October 12 | Five of Cups | Raw pain is a thing that’s worth seeing
There’s no better place to study denial than from a place of deep pain. You will see, feel, and learn what it looks like, what’s at stake, and the lengths others will go to maintain it. When pain has been deprived of an adequate witness, Saidiya Hartman writes that there’s often a temptation “to create a space for mourning where it is prohibited.”3 If you have an urge to mourn in a space that prefers you would not, remember that your urge is sacred. Though it’s sometimes hard to see what’s happened with clarity when you’re hurting, facts are sometimes besides the point. Raw pain is a thing that’s worth seeing.
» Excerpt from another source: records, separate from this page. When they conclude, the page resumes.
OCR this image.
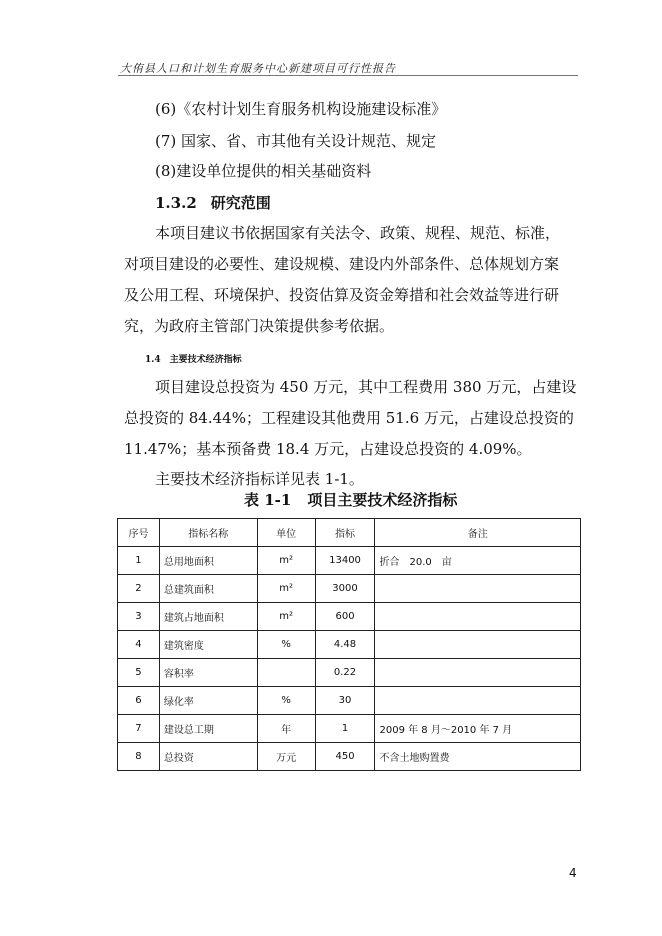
大侑县人口和计划生育服务中心新建项目可行性报告
(6)《农村计划生育服务机构设施建设标准》
(7) 国家、省、市其他有关设计规范、规定
(8)建设单位提供的相关基础资料
1.3.2 研究范围
本项目建议书依据国家有关法令、政策、规程、规范、标准，
对项目建设的必要性、建设规模、建设内外部条件、总体规划方案
及公用工程、环境保护、投资估算及资金筹措和社会效益等进行研
究，为政府主管部门决策提供参考依据。
1.4　主要技术经济指标
项目建设总投资为 450 万元，其中工程费用 380 万元，占建设
总投资的 84.44%；工程建设其他费用 51.6 万元，占建设总投资的
11.47%；基本预备费 18.4 万元，占建设总投资的 4.09%。
主要技术经济指标详见表 1-1。
表 1-1 项目主要技术经济指标
序号	指标名称	单位	指标	备注
1	总用地面积	m²	13400	折合　20.0　亩
2	总建筑面积	m²	3000	
3	建筑占地面积	m²	600	
4	建筑密度	%	4.48	
5	容积率		0.22	
6	绿化率	%	30	
7	建设总工期	年	1	2009 年 8 月～2010 年 7 月
8	总投资	万元	450	不含土地购置费
4
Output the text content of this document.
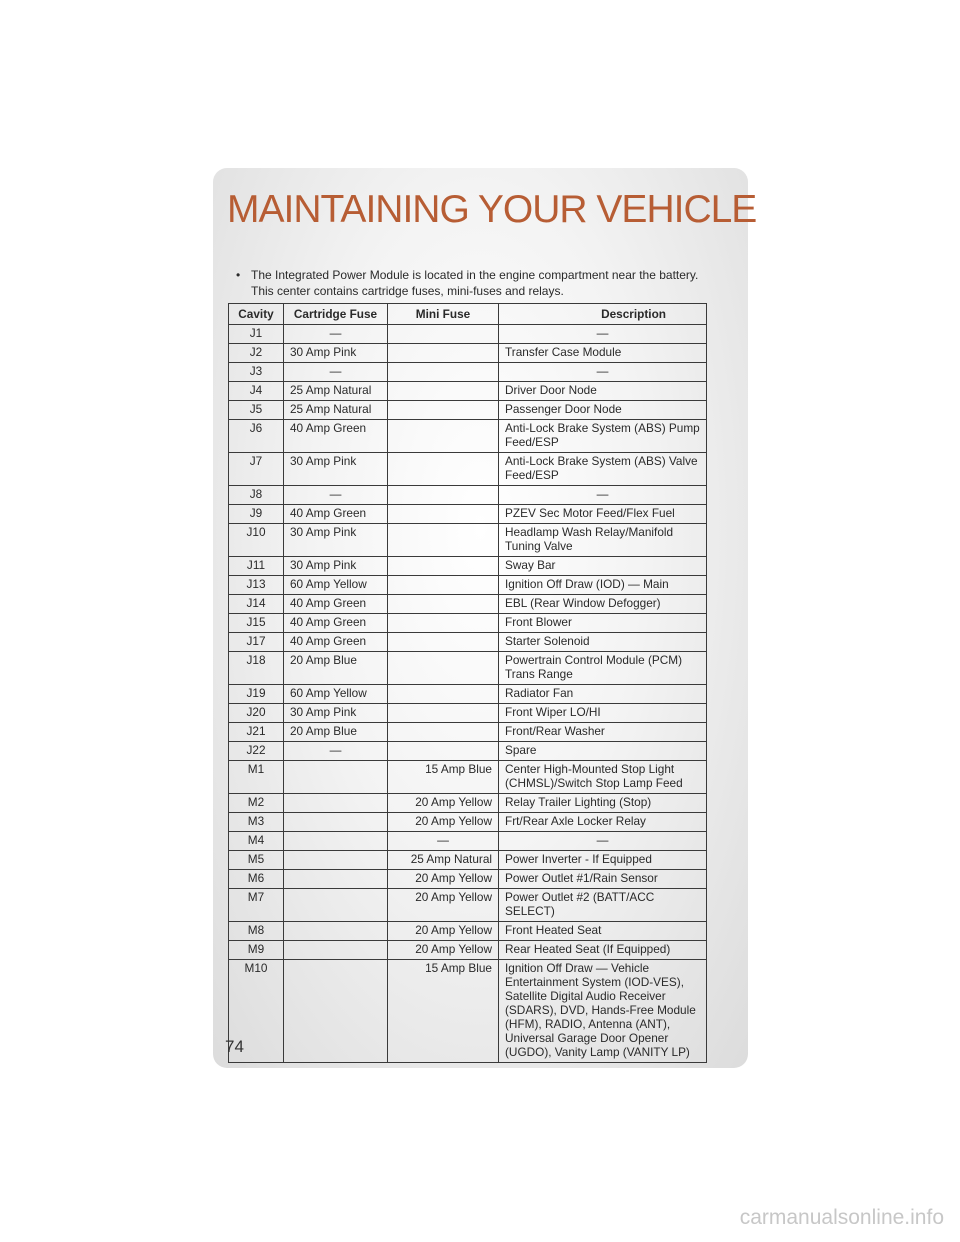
MAINTAINING YOUR VEHICLE
• The Integrated Power Module is located in the engine compartment near the battery. This center contains cartridge fuses, mini-fuses and relays.
Cavity	Cartridge Fuse	Mini Fuse	Description
J1	—		—
J2	30 Amp Pink		Transfer Case Module
J3	—		—
J4	25 Amp Natural		Driver Door Node
J5	25 Amp Natural		Passenger Door Node
J6	40 Amp Green		Anti-Lock Brake System (ABS) Pump Feed/ESP
J7	30 Amp Pink		Anti-Lock Brake System (ABS) Valve Feed/ESP
J8	—		—
J9	40 Amp Green		PZEV Sec Motor Feed/Flex Fuel
J10	30 Amp Pink		Headlamp Wash Relay/Manifold Tuning Valve
J11	30 Amp Pink		Sway Bar
J13	60 Amp Yellow		Ignition Off Draw (IOD) — Main
J14	40 Amp Green		EBL (Rear Window Defogger)
J15	40 Amp Green		Front Blower
J17	40 Amp Green		Starter Solenoid
J18	20 Amp Blue		Powertrain Control Module (PCM) Trans Range
J19	60 Amp Yellow		Radiator Fan
J20	30 Amp Pink		Front Wiper LO/HI
J21	20 Amp Blue		Front/Rear Washer
J22	—		Spare
M1		15 Amp Blue	Center High-Mounted Stop Light (CHMSL)/Switch Stop Lamp Feed
M2		20 Amp Yellow	Relay Trailer Lighting (Stop)
M3		20 Amp Yellow	Frt/Rear Axle Locker Relay
M4		—	—
M5		25 Amp Natural	Power Inverter - If Equipped
M6		20 Amp Yellow	Power Outlet #1/Rain Sensor
M7		20 Amp Yellow	Power Outlet #2 (BATT/ACC SELECT)
M8		20 Amp Yellow	Front Heated Seat
M9		20 Amp Yellow	Rear Heated Seat (If Equipped)
M10		15 Amp Blue	Ignition Off Draw — Vehicle Entertainment System (IOD-VES), Satellite Digital Audio Receiver (SDARS), DVD, Hands-Free Module (HFM), RADIO, Antenna (ANT), Universal Garage Door Opener (UGDO), Vanity Lamp (VANITY LP)
74
carmanualsonline.info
October 13 | Seven of Swords | Lying’s antithetical to love
In All About Love, author bell hooks writes about how we’re conditioned to lie. Some lie to maintain power, others to perform powerlessness. But lying’s antithetical to love. Telling the truth is a political leaning. It jeopardizes the cultural imperative to hide, conceal, and deny in allegiance to a status quo. Consider denial, again. Have you ever accepted emotional entanglement or even care, when what you yearned for was love? Have you settled for affection or good looks or validation from family when what you really sought was someone who’d go out of the way for your growth? Have you ever lied and said “I want this?”